- Dhuvjan Location within Albania
- Coordinates: 39°59′50″N 20°11′52″E﻿ / ﻿39.99722°N 20.19778°E
- Country: Albania
- County: Gjirokastër
- Municipality: Dropull
- Administrative unit: Dropull i Poshtëm
- Time zone: UTC+1 (CET)
- • Summer (DST): UTC+2 (CEST)

= Dhuvjan =

Dhuvjan (Dhuvjani; Δούβιανη, Douviani) is a settlement in the former Dropull i Poshtëm municipality, Gjirokastër County, southern Albania. At the 2015 local government reform it became part of the municipality Dropull. It is within the larger Dropull region.

== Name ==
The toponym Dhuvjan is either from a resident name Жув, Zhuv from a Bulgarian dialectal word жув, zhuv meaning 'living' and the suffix яне, yane. Or from дуб, dub, rendered in Old Slavic as джбъ, meaning 'oak' and the suffix яне, yane with the Greek or Albanian sound change d into dh, and the Greek sound change b into v.

==Demographics==
In the Ottoman register of 1520 for the Sanjak of Avlona, Dhuvjan was attested as a village in the timar under the authority of Hasan and Ibrahim, the sons of Mahmud, who possessed and worked it jointly. The village had a total of 92 households. The anthroponymy attested largely belonged to the Albanian onomastic sphere, characterised by personal names such as Bardh, Deda, Gjin, Laluç, Gurmir, Gjon, Kola, Leka and others. According to Ferit Duka, the lack of names ending with -s implies a lack of Greek names. According to Doris Kyriazis, Ferit Duka's interpretation of the absence of the suffix -s in the names as an argument for the lack of the Greek element is wrong, because this was quite typical in Ottoman records on areas that were undoubtedly Greek-speaking. Another discrepancy, according to Kyriazis, was that Duka ignored the etymology of the local topology and the presence of archaic Greek place names that the Slavs had translated into their own language.

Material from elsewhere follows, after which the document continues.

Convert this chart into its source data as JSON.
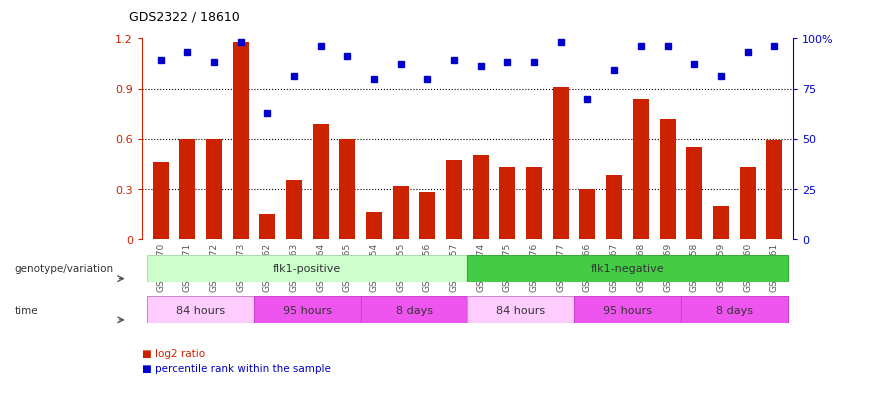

The village is inhabited by Greeks, and the population was 216 in 1992.

== Culture ==
=== Religion ===
The famous Dhuvjan Monastery, dedicated to Saints Quiricus and Julietta, as well as several smaller Eastern Orthodox churches are located in Dhuvjan.

===Education===
A Greek school was operating in the nearby Dhuvjan monastery from 1777. The first school in the village itself, a Greek elementary school, was operating at 1853, while a girls' school opened later at 1914.

== Notable people ==
- Grigorios Lambovitiadis (1908-1945), Greek revolutionist, activist of the Northern Epirus movement.
- Vasilios Sahinis (1897–1943), Greek revolutionist, leader of the Northern Epirote resistance (1942–1943).